Am 22. August 2023 wurde vom Bundesamt für Kultur bekannt gegeben, dass die Schweiz die Gebärdensprachen als immaterielles Kulturerbe anerkannt und in die Liste der lebendigen Traditionen des Landes aufgenommen hat. Die Gebärdensprachen müssen jedoch endlich auch rechtlich anerkannt werden, denn sie ermöglichen gehörlosen Personen den gleichberechtigten Zugang zum Arbeitsmarkt, zum Gesundheitswesen, zur Kultur sowie zu Bildungsangeboten. Dieser Zugang muss gehörlosen Menschen durch Bund, Kantone und Gemeinden im Rahmen ihrer Kompetenzen garantiert werden, wie es auch die UNO-Behindertenrechtskonvention und das Diskriminierungsverbot der Bundesverfassung verlangen. Die fehlende Anerkennung der Gebärdensprachen steht im Widerspruch zur UNO-Konvention über die Rechte von Menschen mit Behinderungen (UNO-BRK), welche die Schweiz 2014 ratifiziert hat. Darin werden die Gebärdensprachen als eigenständige Sprache definiert und die unterzeichnenden Staaten verpflichtet, die Gebärdensprachen und die Gehörlosenkultur anzuerkennen.

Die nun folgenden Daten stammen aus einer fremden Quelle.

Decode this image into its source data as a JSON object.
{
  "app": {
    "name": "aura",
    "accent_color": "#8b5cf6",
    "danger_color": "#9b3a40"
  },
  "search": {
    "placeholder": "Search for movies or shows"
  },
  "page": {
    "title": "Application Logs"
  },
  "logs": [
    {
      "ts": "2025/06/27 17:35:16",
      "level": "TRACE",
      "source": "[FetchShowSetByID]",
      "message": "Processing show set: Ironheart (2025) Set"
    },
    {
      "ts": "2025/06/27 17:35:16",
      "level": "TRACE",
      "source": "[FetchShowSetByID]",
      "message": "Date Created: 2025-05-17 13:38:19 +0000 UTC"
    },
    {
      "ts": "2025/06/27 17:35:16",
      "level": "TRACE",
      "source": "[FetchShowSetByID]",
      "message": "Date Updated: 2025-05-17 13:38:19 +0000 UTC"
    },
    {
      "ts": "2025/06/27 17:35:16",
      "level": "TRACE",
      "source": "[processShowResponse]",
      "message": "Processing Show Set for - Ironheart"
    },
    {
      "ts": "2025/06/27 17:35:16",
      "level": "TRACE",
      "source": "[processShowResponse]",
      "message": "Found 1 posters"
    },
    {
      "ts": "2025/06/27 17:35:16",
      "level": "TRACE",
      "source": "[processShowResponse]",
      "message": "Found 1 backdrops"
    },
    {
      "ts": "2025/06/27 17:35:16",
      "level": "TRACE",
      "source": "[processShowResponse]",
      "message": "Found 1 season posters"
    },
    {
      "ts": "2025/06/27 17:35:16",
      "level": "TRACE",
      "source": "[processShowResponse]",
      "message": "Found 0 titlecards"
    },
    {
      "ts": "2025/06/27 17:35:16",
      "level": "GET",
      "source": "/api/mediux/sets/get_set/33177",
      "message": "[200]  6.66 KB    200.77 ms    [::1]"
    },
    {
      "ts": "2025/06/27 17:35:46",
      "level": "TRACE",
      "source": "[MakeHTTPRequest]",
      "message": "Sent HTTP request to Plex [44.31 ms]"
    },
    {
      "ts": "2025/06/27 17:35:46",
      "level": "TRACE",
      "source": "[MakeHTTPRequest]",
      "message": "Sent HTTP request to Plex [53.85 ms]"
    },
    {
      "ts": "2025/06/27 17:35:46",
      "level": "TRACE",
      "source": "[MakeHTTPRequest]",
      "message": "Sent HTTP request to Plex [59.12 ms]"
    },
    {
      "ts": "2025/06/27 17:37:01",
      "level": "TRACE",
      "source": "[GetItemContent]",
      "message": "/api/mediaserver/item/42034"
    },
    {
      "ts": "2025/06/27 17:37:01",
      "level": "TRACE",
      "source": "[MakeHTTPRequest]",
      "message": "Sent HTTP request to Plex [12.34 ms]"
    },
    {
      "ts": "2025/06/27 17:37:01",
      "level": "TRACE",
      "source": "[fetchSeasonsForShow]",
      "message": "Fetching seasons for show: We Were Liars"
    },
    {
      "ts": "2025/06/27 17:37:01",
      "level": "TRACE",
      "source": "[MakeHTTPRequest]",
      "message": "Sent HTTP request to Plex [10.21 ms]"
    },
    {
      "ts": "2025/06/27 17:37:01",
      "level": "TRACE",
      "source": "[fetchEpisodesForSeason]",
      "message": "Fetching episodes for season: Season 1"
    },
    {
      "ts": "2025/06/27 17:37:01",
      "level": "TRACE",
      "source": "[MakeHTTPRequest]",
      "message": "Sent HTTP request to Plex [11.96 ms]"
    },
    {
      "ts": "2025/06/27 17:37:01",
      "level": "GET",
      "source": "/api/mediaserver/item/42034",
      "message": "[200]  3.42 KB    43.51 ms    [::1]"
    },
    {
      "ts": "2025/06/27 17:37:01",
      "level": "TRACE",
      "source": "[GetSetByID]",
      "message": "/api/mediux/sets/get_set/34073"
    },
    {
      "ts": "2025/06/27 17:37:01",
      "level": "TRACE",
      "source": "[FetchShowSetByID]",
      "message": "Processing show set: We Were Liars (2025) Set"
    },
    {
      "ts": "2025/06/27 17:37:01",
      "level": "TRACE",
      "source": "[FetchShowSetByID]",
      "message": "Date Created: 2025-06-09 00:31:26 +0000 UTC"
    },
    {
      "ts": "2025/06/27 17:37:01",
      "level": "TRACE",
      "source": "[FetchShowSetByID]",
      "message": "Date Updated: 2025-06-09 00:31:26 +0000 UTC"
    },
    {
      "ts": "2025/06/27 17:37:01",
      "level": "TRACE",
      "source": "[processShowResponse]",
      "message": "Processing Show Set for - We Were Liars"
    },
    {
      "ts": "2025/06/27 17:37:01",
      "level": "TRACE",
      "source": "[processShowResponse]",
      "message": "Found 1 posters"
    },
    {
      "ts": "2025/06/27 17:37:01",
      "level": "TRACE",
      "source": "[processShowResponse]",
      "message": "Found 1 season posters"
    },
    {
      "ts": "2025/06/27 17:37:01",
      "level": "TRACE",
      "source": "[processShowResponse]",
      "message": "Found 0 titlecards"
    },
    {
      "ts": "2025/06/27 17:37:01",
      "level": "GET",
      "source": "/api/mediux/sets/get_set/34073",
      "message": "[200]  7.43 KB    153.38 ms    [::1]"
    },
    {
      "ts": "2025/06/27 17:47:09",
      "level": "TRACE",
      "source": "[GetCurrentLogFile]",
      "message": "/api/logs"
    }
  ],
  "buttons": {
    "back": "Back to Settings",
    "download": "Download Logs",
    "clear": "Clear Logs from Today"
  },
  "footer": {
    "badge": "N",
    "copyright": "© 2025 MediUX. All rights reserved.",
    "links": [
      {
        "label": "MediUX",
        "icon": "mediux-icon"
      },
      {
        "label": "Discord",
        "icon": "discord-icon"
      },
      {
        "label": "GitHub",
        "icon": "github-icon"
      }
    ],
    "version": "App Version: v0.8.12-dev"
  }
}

Die Schweiz ist eines der letzten Länder in Europa, welches seine Gebärdensprachen nicht auf nationaler Ebene anerkannt hat. Auf kantonaler Ebene sind die Gebärdensprachen in Genf, Zürich und dem Tessin in den jeweiligen Kantonsverfassungen erwähnt. Der Kanton Neuchâtel kennt die Anerkennung auf Gesetzesstufe.

Es ist von entscheidender Bedeutung, dass die Gebärdensprachen durch die Einführung eines Gebärdensprachengesetzes offiziell anerkannt und gefördert werden. Dies stellt einen unerlässlichen Schritt dar, um die Gebärdensprachen zu legitimieren und die Lebenssituation gehörloser Menschen in der Schweiz nachhaltig und wirksam zu verbessern.

Denn: Gebärdensprachen sind vollwertige Sprachen!